Сибирские сказания — страница 49 из 64

– Терпи, брат, на том свете воздастся.

– Хорошо вам говорить терпи, а мне каково? Без жены в доме никак нельзя, а кто за меня пойдет? Одна хромоножка Анима в селении осталась, остальные девушки все замужние.

– Вот Аниму и посватай за себя, – один брат советует, – дело не в хромоте, главное, чтоб хозяйкой доброй оказалась.

– Ни за что! – Яль-Мамыш им отвечает, зубы стиснув от злости. – Лучше век бобылем проживу, чем нелюбимую женщину в дом к себе введу!

– Ну, тебе жить, сам и решай-думай, – братья ему.

Год-другой прошел, а там и десять годков пробежало. Живет Яль-Мамыш при родителях, словно каторжник при тюрьме-остроге: и воля близка, да караул не миновать. Совсем он загрустил-запечалился, и белый свет не мил, коль в полон угодил. А народ в селении их не успокаивается, если раньше в спину смеялись, то потом и вовсе не стали ему прохода давать, куда бы он не пошел: смеются над нянькой при стариках, рожи строят.

Терпел Яль-Мамыш все это сколько мог, но все когда-то заканчиваться должно, а потому решил он с жизнью проститься, руки на себя наложить.
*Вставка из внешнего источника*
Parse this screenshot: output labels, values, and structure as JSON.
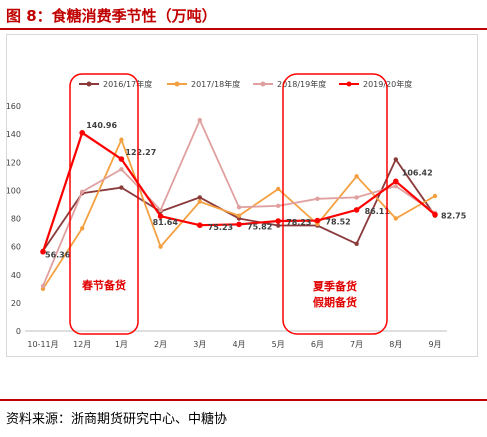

Взял веревку, пошел в лес, чтоб вдали от людей удавиться-повеситься. Нашел ветку потолще у березы, что к земле наклонилась, стволом низехонько опустилась, привязал к ней веревку, петлю сделал, голову всунул, глаза закрыл. Стоит так, со всем светом прощается. И жалко ему, не пожив совсем, на тот свет идти, родителей старых без присмотру оставлять, да больно насмешки надоели-опротивели. Стоит и шепчет тихонечко: «Простите меня, отец и мать, что бросаю вас, но нет у меня сил так дальше жить, весь белый свет опостылел».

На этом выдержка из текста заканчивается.